La Audiencia de Barcelona ha absuelto de un delito de estafa procesal al invidente que conducía a 154 kilómetros por hora, al descartar que fingiera su ceguera.
Según la sentencia, Domingo Merino debe ser considerado legalmente ciego, pese a que él mismo admite que conserva un punto de visión en un ojo.
Además, considera que no es "materialmente imposible" que condujera a 154 km/h y firmara el boletín de denuncia, siempre con ayudas que suplieran su minusvalía.

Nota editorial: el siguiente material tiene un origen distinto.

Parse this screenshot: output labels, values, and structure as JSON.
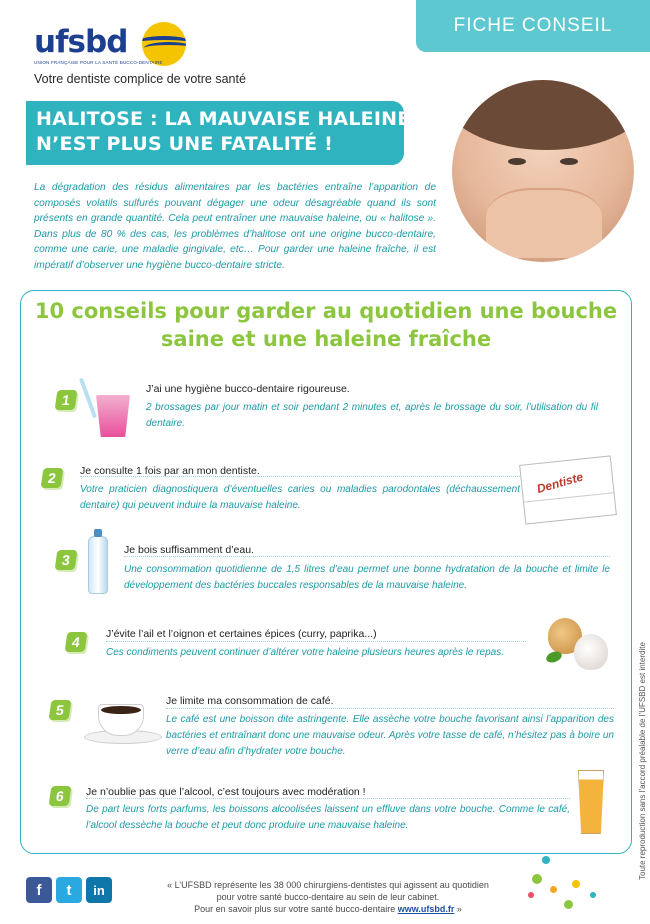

Recuerda el tribunal que cuando Merino fue sorprendido al volante circulaba por la autopista, en un tramo recto de cuatro kilómetros, y que fue él mismo quien pidió a su esposa conducir un rato porque sabía que la carretera no tenía curvas.
Absuelto también en 2004
Merino fue absuelto en un juicio en 2004, acusado de fingir que había quedado ciego en el accidente de tráfico que tuvo en febrero de 1996 para lograr una indemnización de su aseguradora, Mapfre, de 546.780 euros.
El Tribunal Supremo anuló el juicio porque no se permitió declarar a una testigo de última hora que debía certificar que Merino sí veía.
Pero en el juicio, la testigo, que fue empleada de hogar de Merino, se retractó y aclaró que había mentido para vengarse de la esposa del procesado, que había ido contando que ella trabajaba en un bar de prostitutas.